By November 10, 2014, at the latest, Breedlove must have recognized that his informant was on thin ice. That’s when Karber reported that the separatists were boasting they had a tactical nuclear warhead for the 2S4 mortar. Karber himself described the news as “weird,” but also added that “there is a lot of ‘crazy’ things going on” in Ukraine.
The reasons that Breedlove continued to rely on Karber despite such false reports remain unclear. Was he willing to pay any price for weapons deliveries? Or did he have other motives? The emails illustrate the degree to which Breedlove and his fellow campaigners feared that Congress might reduce the number of US troops in Europe.
Karber confirmed the authenticity of the leaked email correspondence. Regarding the questions about the accuracy of his reports, he told SPIEGEL that, “like any information derived from direct observation at the front during the ‘fog of war,’ it is partial, time sensitive, and perceived through a personal perspective.” Looking back with the advantage of hindsight and a more comprehensive perspective, “I believe that I was right more than wrong,” Karber writes, “but certainly not perfect.” He adds that, “in 170 days at the front, I never once met a German military or official directly observing the conflict.”
Great Interest in Berlin
Breedlove’s leaked email correspondences were read in Berlin with great interest. A year ago, word of the NATO commander’s “dangerous propaganda” was circulating around Merkel’s Chancellery. In light of the new information, officials felt vindicated in their assessment. Germany’s Federal Foreign Office has expressed similar sentiment, saying that fortunately “influential voices had continuously advocated against the delivery of ‘lethal weapons.'”

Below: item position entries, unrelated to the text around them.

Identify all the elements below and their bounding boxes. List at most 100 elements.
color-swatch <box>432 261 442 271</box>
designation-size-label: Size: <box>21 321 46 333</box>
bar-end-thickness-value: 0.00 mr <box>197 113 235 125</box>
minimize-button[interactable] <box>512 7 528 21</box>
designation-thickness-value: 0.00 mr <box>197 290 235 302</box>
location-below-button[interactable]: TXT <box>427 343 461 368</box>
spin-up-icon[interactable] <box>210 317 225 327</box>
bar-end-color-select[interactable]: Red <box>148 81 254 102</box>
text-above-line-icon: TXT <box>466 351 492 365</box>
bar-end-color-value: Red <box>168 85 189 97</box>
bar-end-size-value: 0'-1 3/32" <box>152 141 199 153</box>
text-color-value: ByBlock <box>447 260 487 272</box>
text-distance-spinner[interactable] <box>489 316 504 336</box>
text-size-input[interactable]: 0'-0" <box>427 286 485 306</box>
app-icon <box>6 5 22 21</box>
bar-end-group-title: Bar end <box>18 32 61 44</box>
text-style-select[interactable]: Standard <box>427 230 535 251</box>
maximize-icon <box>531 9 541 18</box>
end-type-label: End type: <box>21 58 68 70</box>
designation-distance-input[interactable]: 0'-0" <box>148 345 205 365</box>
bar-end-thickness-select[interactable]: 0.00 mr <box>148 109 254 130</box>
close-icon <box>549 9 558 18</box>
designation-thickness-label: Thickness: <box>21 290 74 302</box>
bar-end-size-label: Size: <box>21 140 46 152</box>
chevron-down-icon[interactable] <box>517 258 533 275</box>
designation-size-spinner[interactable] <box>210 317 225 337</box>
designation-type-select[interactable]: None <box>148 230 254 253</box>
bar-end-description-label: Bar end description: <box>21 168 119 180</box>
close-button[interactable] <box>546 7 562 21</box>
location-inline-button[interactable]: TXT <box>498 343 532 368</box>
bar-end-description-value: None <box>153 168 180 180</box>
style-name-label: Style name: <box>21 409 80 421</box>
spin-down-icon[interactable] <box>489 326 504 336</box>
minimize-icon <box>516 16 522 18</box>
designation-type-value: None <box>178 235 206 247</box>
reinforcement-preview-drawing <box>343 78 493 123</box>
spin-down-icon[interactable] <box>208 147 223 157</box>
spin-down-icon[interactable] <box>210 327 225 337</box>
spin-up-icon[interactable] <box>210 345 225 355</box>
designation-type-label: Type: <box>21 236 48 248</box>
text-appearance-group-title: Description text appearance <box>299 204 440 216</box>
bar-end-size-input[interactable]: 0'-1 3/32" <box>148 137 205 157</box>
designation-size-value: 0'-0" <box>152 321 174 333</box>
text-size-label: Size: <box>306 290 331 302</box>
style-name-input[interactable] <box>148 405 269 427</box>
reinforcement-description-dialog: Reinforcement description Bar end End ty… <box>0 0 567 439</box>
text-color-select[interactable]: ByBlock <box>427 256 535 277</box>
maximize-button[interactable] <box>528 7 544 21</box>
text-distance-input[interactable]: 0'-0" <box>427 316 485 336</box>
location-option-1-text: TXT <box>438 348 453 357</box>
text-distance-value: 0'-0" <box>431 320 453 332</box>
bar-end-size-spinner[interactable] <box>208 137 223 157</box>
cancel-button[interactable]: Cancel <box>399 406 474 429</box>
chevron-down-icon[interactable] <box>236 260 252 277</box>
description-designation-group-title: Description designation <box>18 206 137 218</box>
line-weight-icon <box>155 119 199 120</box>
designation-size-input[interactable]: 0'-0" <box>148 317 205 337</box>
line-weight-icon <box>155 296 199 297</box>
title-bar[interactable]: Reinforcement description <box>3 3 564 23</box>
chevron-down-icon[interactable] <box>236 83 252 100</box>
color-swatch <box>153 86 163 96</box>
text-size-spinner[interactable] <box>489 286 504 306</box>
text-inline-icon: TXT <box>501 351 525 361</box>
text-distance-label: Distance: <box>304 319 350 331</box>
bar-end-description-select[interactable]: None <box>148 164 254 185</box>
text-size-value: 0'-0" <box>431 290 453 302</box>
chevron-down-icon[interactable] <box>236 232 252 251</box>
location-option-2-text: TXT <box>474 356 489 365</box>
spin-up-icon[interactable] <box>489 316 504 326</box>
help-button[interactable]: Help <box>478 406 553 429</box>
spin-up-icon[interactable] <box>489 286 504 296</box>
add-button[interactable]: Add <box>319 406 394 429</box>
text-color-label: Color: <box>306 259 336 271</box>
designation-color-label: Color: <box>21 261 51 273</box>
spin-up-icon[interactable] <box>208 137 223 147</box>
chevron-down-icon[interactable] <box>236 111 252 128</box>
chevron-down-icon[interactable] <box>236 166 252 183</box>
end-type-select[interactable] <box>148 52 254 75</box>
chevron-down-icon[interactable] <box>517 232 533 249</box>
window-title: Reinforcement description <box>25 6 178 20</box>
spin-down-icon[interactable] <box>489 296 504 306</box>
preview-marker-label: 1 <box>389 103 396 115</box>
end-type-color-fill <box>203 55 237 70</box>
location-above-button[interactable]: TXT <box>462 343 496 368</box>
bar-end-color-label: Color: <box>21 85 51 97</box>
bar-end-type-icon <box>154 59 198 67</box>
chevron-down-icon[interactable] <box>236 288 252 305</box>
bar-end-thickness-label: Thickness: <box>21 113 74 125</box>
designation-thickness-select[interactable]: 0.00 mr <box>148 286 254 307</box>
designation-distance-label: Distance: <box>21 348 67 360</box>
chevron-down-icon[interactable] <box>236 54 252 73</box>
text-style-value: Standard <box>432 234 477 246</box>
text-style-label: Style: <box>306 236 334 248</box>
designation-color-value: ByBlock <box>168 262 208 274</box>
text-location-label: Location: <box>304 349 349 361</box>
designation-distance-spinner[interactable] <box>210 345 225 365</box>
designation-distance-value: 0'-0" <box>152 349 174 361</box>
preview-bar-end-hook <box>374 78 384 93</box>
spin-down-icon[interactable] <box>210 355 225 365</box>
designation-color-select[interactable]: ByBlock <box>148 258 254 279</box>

Karber says he finds it “obscene that the most effective sanction of this war is not the economic limits placed on Russia, but the virtual complete embargo of all lethal aid to the victim. I find this to be the height of sophistry — if a woman is being attacked by a group of hooligans and yells out to the crowd or passersby, ‘Give me a can of mace,’ is it better to not supply it because the attackers could have a knife and passively watch her get raped?”
General Breedlove’s departure from his NATO post in May has done little to placate anyone in the German government. After all, the man Breedlove regarded as an obstacle, President Obama, is nearing the end of his second term. His possible successor, the Democrat Hillary Clinton, is considered a hardliner vis-a-vis Russia.
What’s more: Nuland, a diplomat who shares many of the same views as Breedlove, could move into an even more important role after the November election — she’s considered a potential candidate for secretary of state.